Wczoraj, 4 lutego, obchodzony był Międzynarodowy Dzień Walki z Rakiem. Uznanie, że rak nie jest wyrokiem śmierci, a może być tylko przewlekłą chorobą, powinno stanowić jedno z podstawowych dewiz do walki chorobami nowotworowymi.
Światowy Dzień Walki z Rakiem ustanowiono w 2000 roku na Światowym Szczycie do Walki z Rakiem w Paryżu. Długotrwały stres, niewłaściwa dieta, palenie papierosów, skażenie środowiska naturalnego, a także przewlekłe infekcje wirusowe i bakteryjne to tylko niektóre z przyczyn sprzyjających rozwojowi nowotworów – twierdzi prezes Polskiej Unii Onkologii (PUO).

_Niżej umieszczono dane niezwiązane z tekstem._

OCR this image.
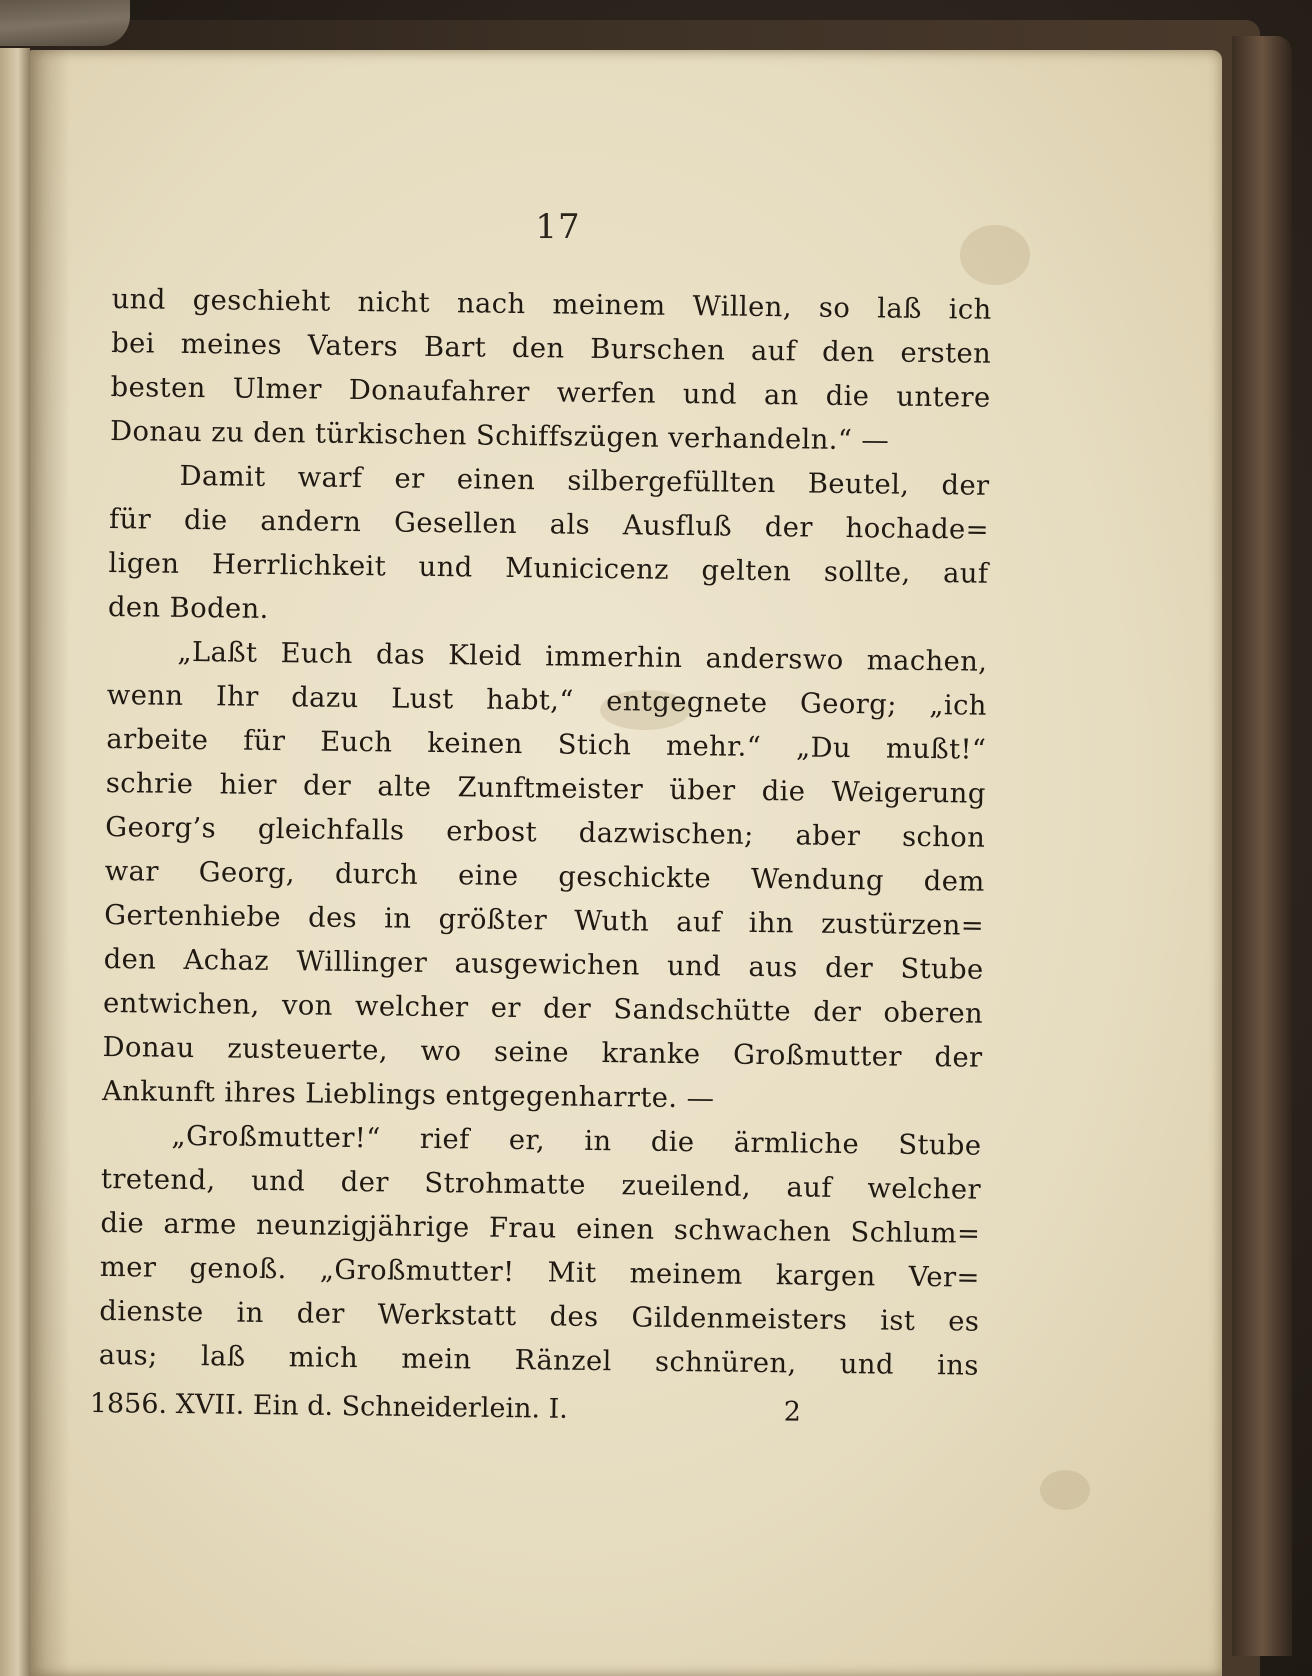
17
und geschieht nicht nach meinem Willen, so laß ich
bei meines Vaters Bart den Burschen auf den ersten
besten Ulmer Donaufahrer werfen und an die untere
Donau zu den türkischen Schiffszügen verhandeln.“ —
Damit warf er einen silbergefüllten Beutel, der
für die andern Gesellen als Ausfluß der hochade=
ligen Herrlichkeit und Municicenz gelten sollte, auf
den Boden.
„Laßt Euch das Kleid immerhin anderswo machen,
wenn Ihr dazu Lust habt,“ entgegnete Georg; „ich
arbeite für Euch keinen Stich mehr.“ „Du mußt!“
schrie hier der alte Zunftmeister über die Weigerung
Georg’s gleichfalls erbost dazwischen; aber schon
war Georg, durch eine geschickte Wendung dem
Gertenhiebe des in größter Wuth auf ihn zustürzen=
den Achaz Willinger ausgewichen und aus der Stube
entwichen, von welcher er der Sandschütte der oberen
Donau zusteuerte, wo seine kranke Großmutter der
Ankunft ihres Lieblings entgegenharrte. —
„Großmutter!“ rief er, in die ärmliche Stube
tretend, und der Strohmatte zueilend, auf welcher
die arme neunzigjährige Frau einen schwachen Schlum=
mer genoß. „Großmutter! Mit meinem kargen Ver=
dienste in der Werkstatt des Gildenmeisters ist es
aus; laß mich mein Ränzel schnüren, und ins
1856. XVII. Ein d. Schneiderlein. I.	2
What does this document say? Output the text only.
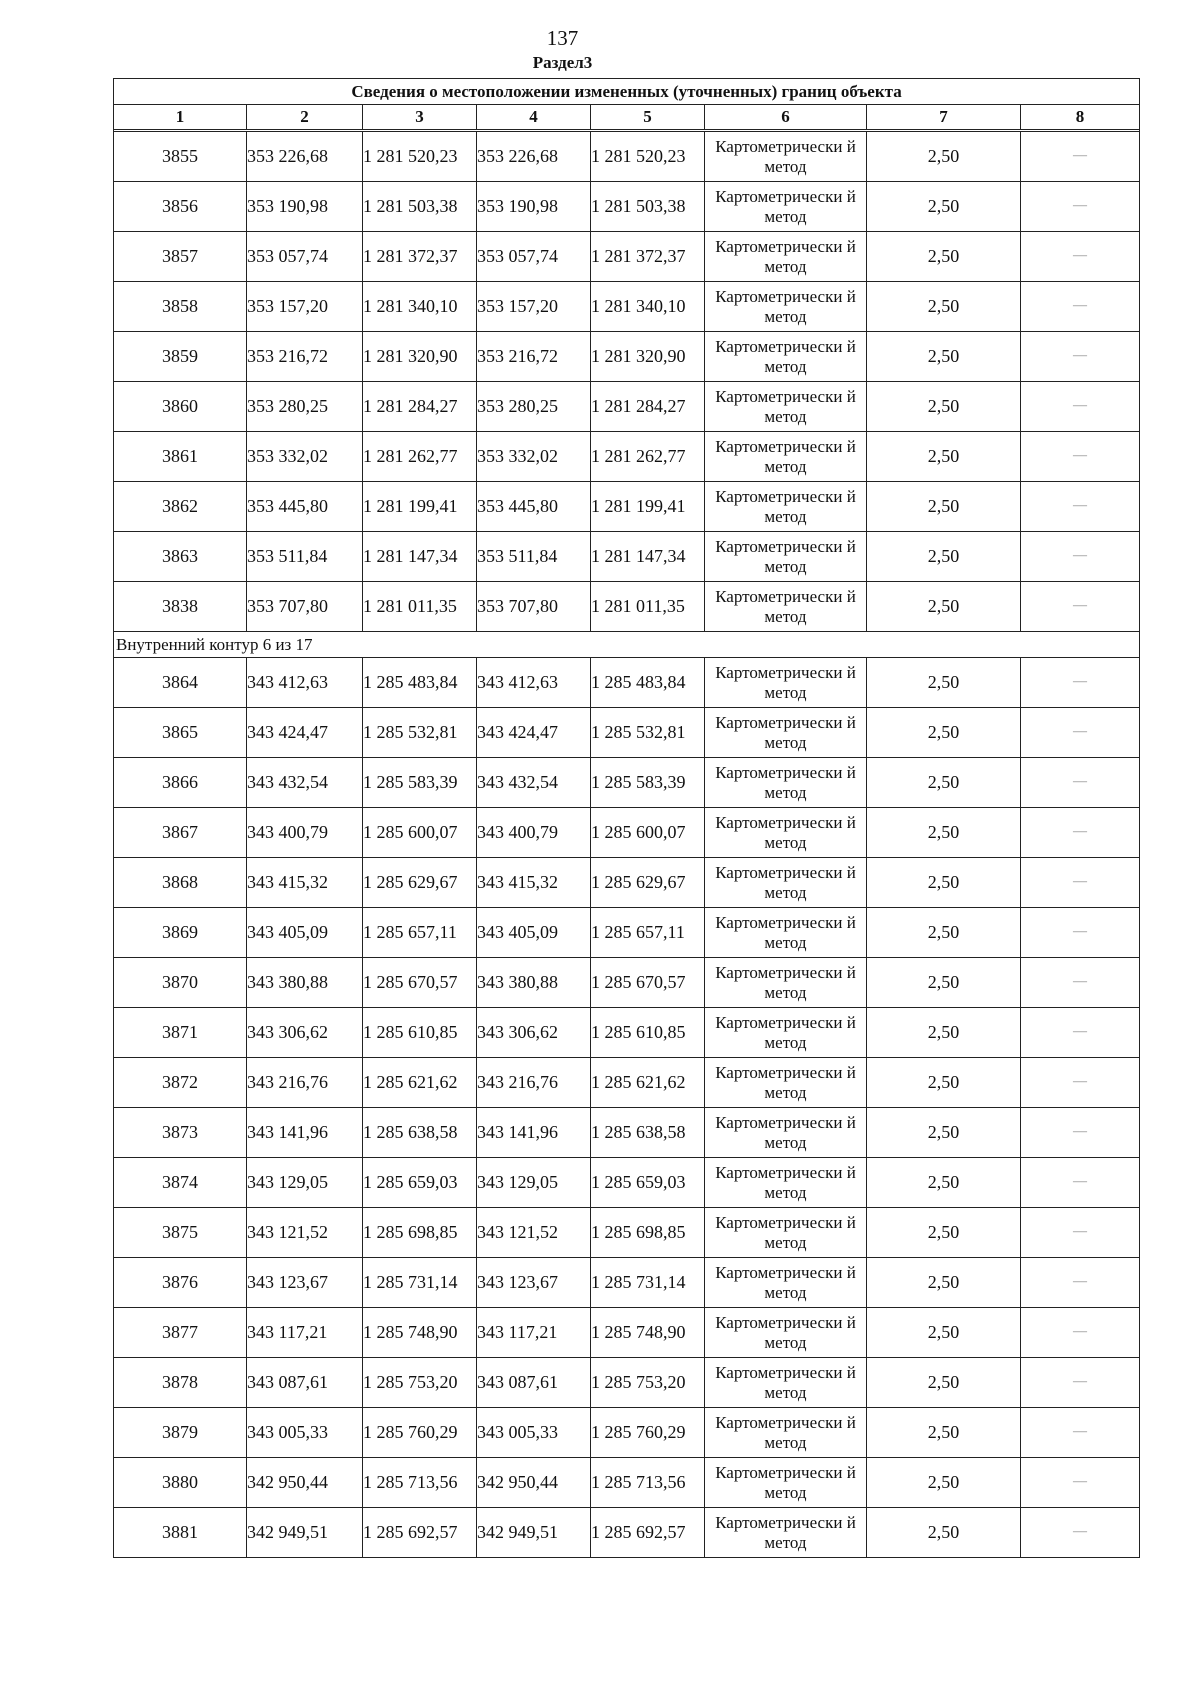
137
Раздел3
Сведения о местоположении измененных (уточненных) границ объекта							
1	2	3	4	5	6	7	8

3855	353 226,68	1 281 520,23	353 226,68	1 281 520,23	Картометрически й метод	2,50	—
3856	353 190,98	1 281 503,38	353 190,98	1 281 503,38	Картометрически й метод	2,50	—
3857	353 057,74	1 281 372,37	353 057,74	1 281 372,37	Картометрически й метод	2,50	—
3858	353 157,20	1 281 340,10	353 157,20	1 281 340,10	Картометрически й метод	2,50	—
3859	353 216,72	1 281 320,90	353 216,72	1 281 320,90	Картометрически й метод	2,50	—
3860	353 280,25	1 281 284,27	353 280,25	1 281 284,27	Картометрически й метод	2,50	—
3861	353 332,02	1 281 262,77	353 332,02	1 281 262,77	Картометрически й метод	2,50	—
3862	353 445,80	1 281 199,41	353 445,80	1 281 199,41	Картометрически й метод	2,50	—
3863	353 511,84	1 281 147,34	353 511,84	1 281 147,34	Картометрически й метод	2,50	—
3838	353 707,80	1 281 011,35	353 707,80	1 281 011,35	Картометрически й метод	2,50	—
Внутренний контур 6 из 17							
3864	343 412,63	1 285 483,84	343 412,63	1 285 483,84	Картометрически й метод	2,50	—
3865	343 424,47	1 285 532,81	343 424,47	1 285 532,81	Картометрически й метод	2,50	—
3866	343 432,54	1 285 583,39	343 432,54	1 285 583,39	Картометрически й метод	2,50	—
3867	343 400,79	1 285 600,07	343 400,79	1 285 600,07	Картометрически й метод	2,50	—
3868	343 415,32	1 285 629,67	343 415,32	1 285 629,67	Картометрически й метод	2,50	—
3869	343 405,09	1 285 657,11	343 405,09	1 285 657,11	Картометрически й метод	2,50	—
3870	343 380,88	1 285 670,57	343 380,88	1 285 670,57	Картометрически й метод	2,50	—
3871	343 306,62	1 285 610,85	343 306,62	1 285 610,85	Картометрически й метод	2,50	—
3872	343 216,76	1 285 621,62	343 216,76	1 285 621,62	Картометрически й метод	2,50	—
3873	343 141,96	1 285 638,58	343 141,96	1 285 638,58	Картометрически й метод	2,50	—
3874	343 129,05	1 285 659,03	343 129,05	1 285 659,03	Картометрически й метод	2,50	—
3875	343 121,52	1 285 698,85	343 121,52	1 285 698,85	Картометрически й метод	2,50	—
3876	343 123,67	1 285 731,14	343 123,67	1 285 731,14	Картометрически й метод	2,50	—
3877	343 117,21	1 285 748,90	343 117,21	1 285 748,90	Картометрически й метод	2,50	—
3878	343 087,61	1 285 753,20	343 087,61	1 285 753,20	Картометрически й метод	2,50	—
3879	343 005,33	1 285 760,29	343 005,33	1 285 760,29	Картометрически й метод	2,50	—
3880	342 950,44	1 285 713,56	342 950,44	1 285 713,56	Картометрически й метод	2,50	—
3881	342 949,51	1 285 692,57	342 949,51	1 285 692,57	Картометрически й метод	2,50	—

PUO alarmuje, że pomimo intensywnych prac nad lekami przeciwnowotworowymi liczba zachorowań na nowotwory na świecie wzrasta bardzo szybko. Według Światowej Organizacji Zdrowia (WHO), w ostatnich latach odnotowywano rocznie na świecie prawie 11 milionów nowych zachorowań, a w ciągu najbliższego dwudziestolecia liczba ta ma się podwoić.”W Polsce na nowotwory zapada rocznie ok. 130 tys. osób, a prognozy specjalistów wykazują, że za dziesięć lat będzie to już 160 tys. rocznie” – podkreślają specjaliści.
Największym problemem jest późne rozpoznanie choroby. Obecnie 80 proc. pacjentów zgłasza się do lekarzy w dużym stopniu zaawansowania raka. Tymczasem wczesne rozpoznanie stadium nowotworu może prowadzić do jej całkowitego wyleczenia. Lekarzom zależy na odwróceniu proporcji, aby to 80% pacjentów zgłaszających się do lekarzy było we wczesnym stadium choroby. Niezwykle ważna jest zatem profilaktyka i upowszechnienie leczenia – to tylko niektóre postulaty Narodowego Programu Zwalczania Chorób Nowotworowych. Jego głównym celem jest zahamowanie wzrostu zachorowań na nowotwory oraz osiągnięcie średnich europejskich standardów w zakresie wczesnego wykrywania nowotworów.
Program duży nacisk kładzie na inwestycje związane z nowoczesną aparaturą, zauważa nierówny dostęp do leczenia w różnych regionach kraju oraz konieczność szkolenia lekarzy pierwszego kontaktu. Stopniowe wprowadzanie wczesnego wykrywania nowotworów jest konieczne, zwłaszcza w przypadku raka szyjki macicy, jelita grubego oraz raka piersi, który stanowi 25 proc. zachorowań wśród kobiet.